I returned to work this week. At one of our meetings, we discussed how we would measure the impact of our work and how we would report it. Traditionally, we think about impact in terms of productivity, time spent (number of consultations!), the importance of the project, and response to the effort. A whole field is devoted to systematically researching how we assess and measure employee productivity-- human resource development and/or management, so I need not belabor this point.

In part, due to recent events in my life, I've thought a lot about the measure of one's life. It got me thinking about this song below.

Seasons of Love

Five hundred twenty-five thousand six hundred minutes,
Five hundred twenty-five thousand moments so dear.
Five hundred twenty-five thousand six hundred minutes
How do you measure, measure a year?

In daylights, in sunsets, in midnights
In cups of coffee
In inches, in miles, in laughter, in strife.

In five hundred twenty-five thousand six hundred minutes
How do you measure a year in the life?

How about love? Measure in love

[snip]

Five hundred twenty-five thousand six hundred minutes
Five hundred twenty-five thousand journeys to plan
Five hundred twenty-five thousand six hundred minutes
How do you measure the life of a woman or a man?

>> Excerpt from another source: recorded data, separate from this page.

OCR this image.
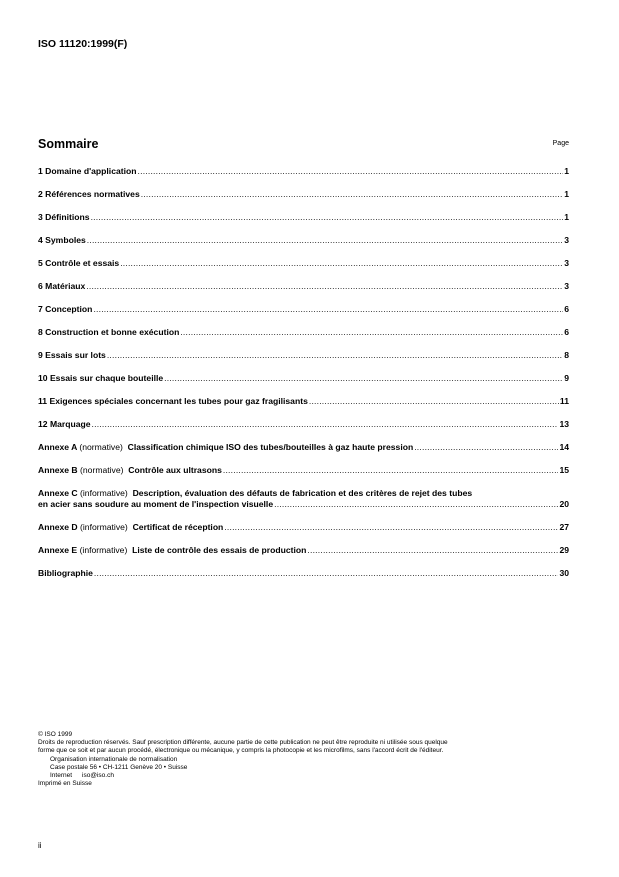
ISO 11120:1999(F)
Sommaire	Page
1 Domaine d'application .....	1
2 Références normatives .....	1
3 Définitions .....	1
4 Symboles .....	3
5 Contrôle et essais .....	3
6 Matériaux .....	3
7 Conception .....	6
8 Construction et bonne exécution .....	6
9 Essais sur lots .....	8
10 Essais sur chaque bouteille .....	9
11 Exigences spéciales concernant les tubes pour gaz fragilisants .....	11
12 Marquage .....	13
Annexe A (normative) Classification chimique ISO des tubes/bouteilles à gaz haute pression .....	14
Annexe B (normative) Contrôle aux ultrasons .....	15
Annexe C (informative) Description, évaluation des défauts de fabrication et des critères de rejet des tubes
en acier sans soudure au moment de l'inspection visuelle .....	20
Annexe D (informative) Certificat de réception .....	27
Annexe E (informative) Liste de contrôle des essais de production .....	29
Bibliographie .....	30
© ISO 1999
Droits de reproduction réservés. Sauf prescription différente, aucune partie de cette publication ne peut être reproduite ni utilisée sous quelque
forme que ce soit et par aucun procédé, électronique ou mécanique, y compris la photocopie et les microfilms, sans l'accord écrit de l'éditeur.
Organisation internationale de normalisation
Case postale 56 • CH-1211 Genève 20 • Suisse
Internet iso@iso.ch
Imprimé en Suisse
ii
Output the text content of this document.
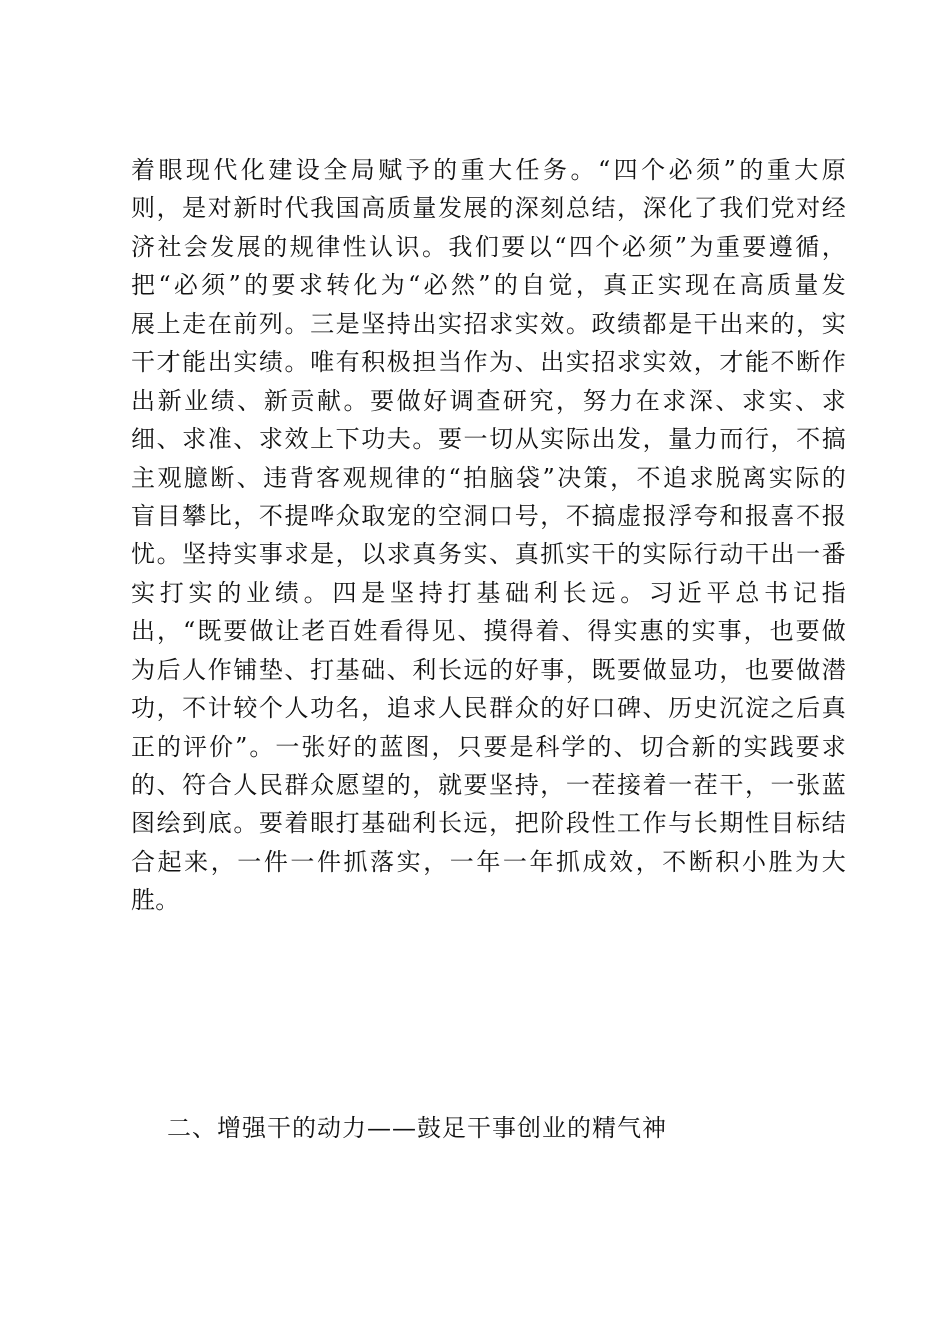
着眼现代化建设全局赋予的重大任务。“四个必须”的重大原
则，是对新时代我国高质量发展的深刻总结，深化了我们党对经
济社会发展的规律性认识。我们要以“四个必须”为重要遵循，
把“必须”的要求转化为“必然”的自觉，真正实现在高质量发
展上走在前列。三是坚持出实招求实效。政绩都是干出来的，实
干才能出实绩。唯有积极担当作为、出实招求实效，才能不断作
出新业绩、新贡献。要做好调查研究，努力在求深、求实、求
细、求准、求效上下功夫。要一切从实际出发，量力而行，不搞
主观臆断、违背客观规律的“拍脑袋”决策，不追求脱离实际的
盲目攀比，不提哗众取宠的空洞口号，不搞虚报浮夸和报喜不报
忧。坚持实事求是，以求真务实、真抓实干的实际行动干出一番
实打实的业绩。四是坚持打基础利长远。习近平总书记指
出，“既要做让老百姓看得见、摸得着、得实惠的实事，也要做
为后人作铺垫、打基础、利长远的好事，既要做显功，也要做潜
功，不计较个人功名，追求人民群众的好口碑、历史沉淀之后真
正的评价”。一张好的蓝图，只要是科学的、切合新的实践要求
的、符合人民群众愿望的，就要坚持，一茬接着一茬干，一张蓝
图绘到底。要着眼打基础利长远，把阶段性工作与长期性目标结
合起来，一件一件抓落实，一年一年抓成效，不断积小胜为大
胜。
二、增强干的动力——鼓足干事创业的精气神
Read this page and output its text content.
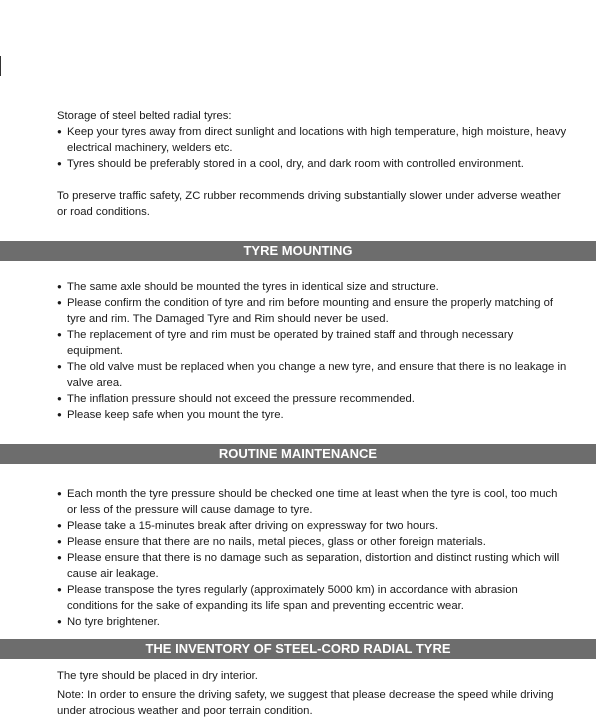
Storage of steel belted radial tyres:

● Keep your tyres away from direct sunlight and locations with high temperature, high moisture, heavy electrical machinery, welders etc.
● Tyres should be preferably stored in a cool, dry, and dark room with controlled environment.

To preserve traffic safety, ZC rubber recommends driving substantially slower under adverse weather or road conditions.

TYRE MOUNTING
● The same axle should be mounted the tyres in identical size and structure.
● Please confirm the condition of tyre and rim before mounting and ensure the properly matching of tyre and rim. The Damaged Tyre and Rim should never be used.
● The replacement of tyre and rim must be operated by trained staff and through necessary equipment.
● The old valve must be replaced when you change a new tyre, and ensure that there is no leakage in valve area.
● The inflation pressure should not exceed the pressure recommended.
● Please keep safe when you mount the tyre.
ROUTINE MAINTENANCE
● Each month the tyre pressure should be checked one time at least when the tyre is cool, too much or less of the pressure will cause damage to tyre.
● Please take a 15-minutes break after driving on expressway for two hours.
● Please ensure that there are no nails, metal pieces, glass or other foreign materials.
● Please ensure that there is no damage such as separation, distortion and distinct rusting which will cause air leakage.
● Please transpose the tyres regularly (approximately 5000 km) in accordance with abrasion conditions for the sake of expanding its life span and preventing eccentric wear.
● No tyre brightener.
THE INVENTORY OF STEEL-CORD RADIAL TYRE

The tyre should be placed in dry interior.

Note: In order to ensure the driving safety, we suggest that please decrease the speed while driving under atrocious weather and poor terrain condition.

In truths that she learned
Or in times that he cried
In bridges he burned
Or the way that she died ...



Source: https://www.youtube.com/watch?v=UvyHuse6buY

So how about using love as a measure?

But Yin, what does that look like in the workplace? 

Love shows up at work, as ...

Passion. Creativity. Quality.

Sharing and Giving. Learning.

Lyrically, over "cups of coffee," "in laughter, in strife."

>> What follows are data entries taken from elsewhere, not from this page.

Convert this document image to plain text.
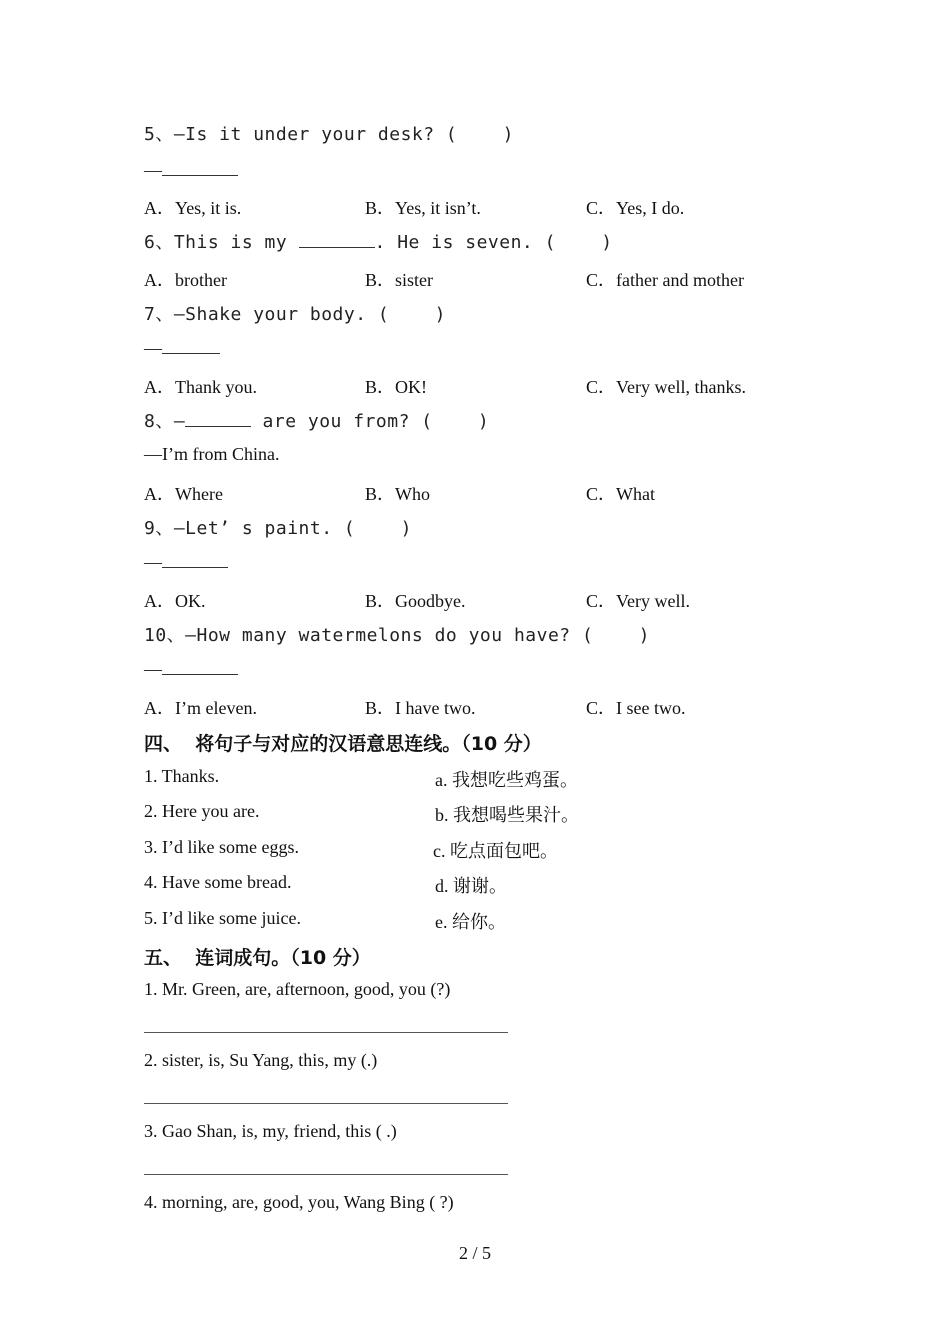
5、—Is it under your desk? (    )
—
A．Yes, it is.	B．Yes, it isn’t.	C．Yes, I do.
6、This is my	. He is seven. (    )
A．brother	B．sister	C．father and mother
7、—Shake your body. (    )
—
A．Thank you.	B．OK!	C．Very well, thanks.
8、—	are you from? (    )
—I’m from China.
A．Where	B．Who	C．What
9、—Let’ s paint. (    )
—
A．OK.	B．Goodbye.	C．Very well.
10、—How many watermelons do you have? (    )
—
A．I’m eleven.	B．I have two.	C．I see two.
四、  将句子与对应的汉语意思连线。（10 分）
1. Thanks.	a. 我想吃些鸡蛋。
2. Here you are.	b. 我想喝些果汁。
3. I’d like some eggs.	c. 吃点面包吧。
4. Have some bread.	d. 谢谢。
5. I’d like some juice.	e. 给你。
五、  连词成句。（10 分）
1. Mr. Green, are, afternoon, good, you (?)
2. sister, is, Su Yang, this, my (.)
3. Gao Shan, is, my, friend, this ( .)
4. morning, are, good, you, Wang Bing ( ?)
2 / 5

But Yin, these are all very abstract. 

Apparently, there is Unmistakable Evidence. Inc magazine had a writeup about 15 revealing signs you genuinely love what you do.

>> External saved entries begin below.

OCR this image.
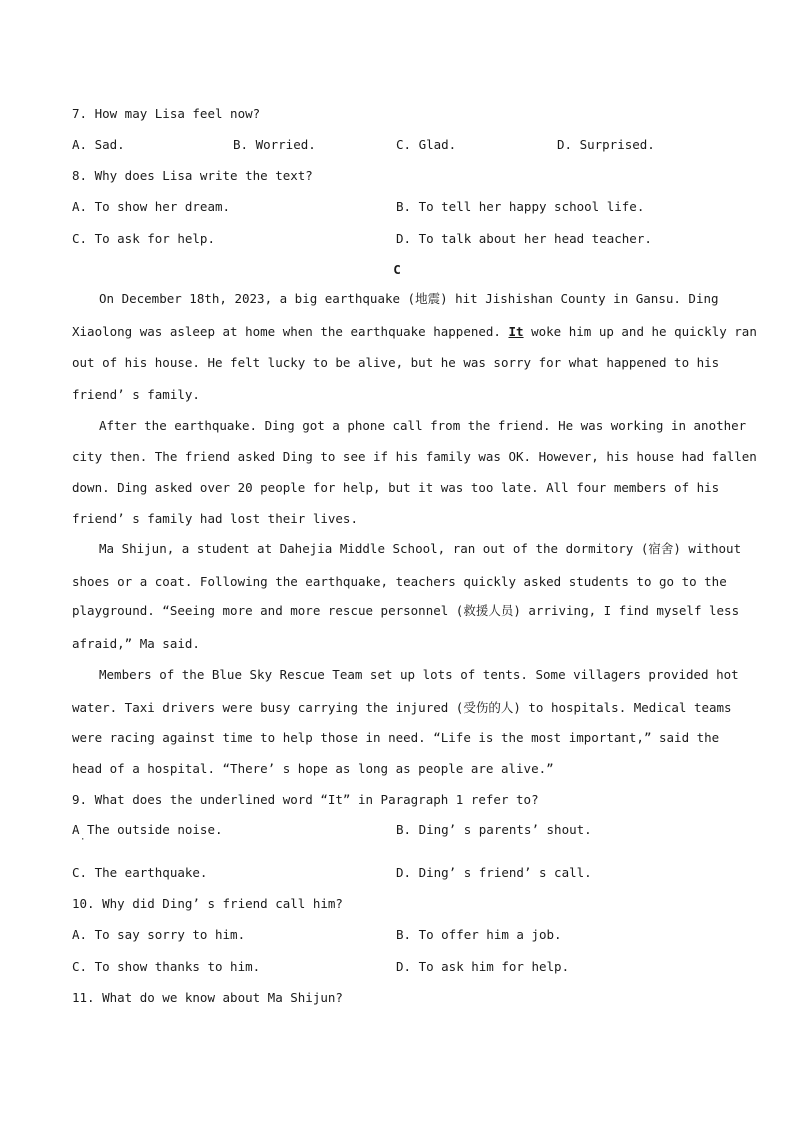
7. How may Lisa feel now?
A. Sad.	B. Worried.	C. Glad.	D. Surprised.
8. Why does Lisa write the text?
A. To show her dream.	B. To tell her happy school life.
C. To ask for help.	D. To talk about her head teacher.
C
On December 18th, 2023, a big earthquake (地震) hit Jishishan County in Gansu. Ding
Xiaolong was asleep at home when the earthquake happened. It woke him up and he quickly ran
out of his house. He felt lucky to be alive, but he was sorry for what happened to his
friend’ s family.
After the earthquake. Ding got a phone call from the friend. He was working in another
city then. The friend asked Ding to see if his family was OK. However, his house had fallen
down. Ding asked over 20 people for help, but it was too late. All four members of his
friend’ s family had lost their lives.
Ma Shijun, a student at Dahejia Middle School, ran out of the dormitory (宿舍) without
shoes or a coat. Following the earthquake, teachers quickly asked students to go to the
playground. “Seeing more and more rescue personnel (救援人员) arriving, I find myself less
afraid,” Ma said.
Members of the Blue Sky Rescue Team set up lots of tents. Some villagers provided hot
water. Taxi drivers were busy carrying the injured (受伤的人) to hospitals. Medical teams
were racing against time to help those in need. “Life is the most important,” said the
head of a hospital. “There’ s hope as long as people are alive.”
9. What does the underlined word “It” in Paragraph 1 refer to?
A The outside noise.
·
B. Ding’ s parents’ shout.
C. The earthquake.	D. Ding’ s friend’ s call.
10. Why did Ding’ s friend call him?
A. To say sorry to him.	B. To offer him a job.
C. To show thanks to him.	D. To ask him for help.
11. What do we know about Ma Shijun?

How many of their statements do you agree with or not?

#1 Yup, so many things I want to do!
#2 is the reason why I'm back even though my physician says I should stay away!
#7 Depends on the type of meeting, :)

So love for your work will show!

2 comments:

Tom said...

The Gross National Happiness Index has always interested me. I have real questions about the ability to do research/data gathering about much of anything that really matters and has deep substance and nuance. Most of what I've seen is either fairly trivial or reflective of practice devoid of sophistication and measured in simple ways.

Yin Wah Kreher said...

IMHO, the more complex/deceptively simple the concept, the more bloated the measurement instrument tends to be. The Gross National Happiness Index has multiple domains and 33 cluster indicators. Research is at once intriguing and frustrating when we attempt to "operationalize" and "measure" them. Social science research more so than others. :-). Less is at stake regarding love for one's work. I don't know that I care about measuring the capacity of one's happiness or the degree of one's "love" towards one's work. (Of course, the King of Bhutan thinks otherwise.) The influence of such mental states towards making a difference for good on self and others are what I consider to be more significant.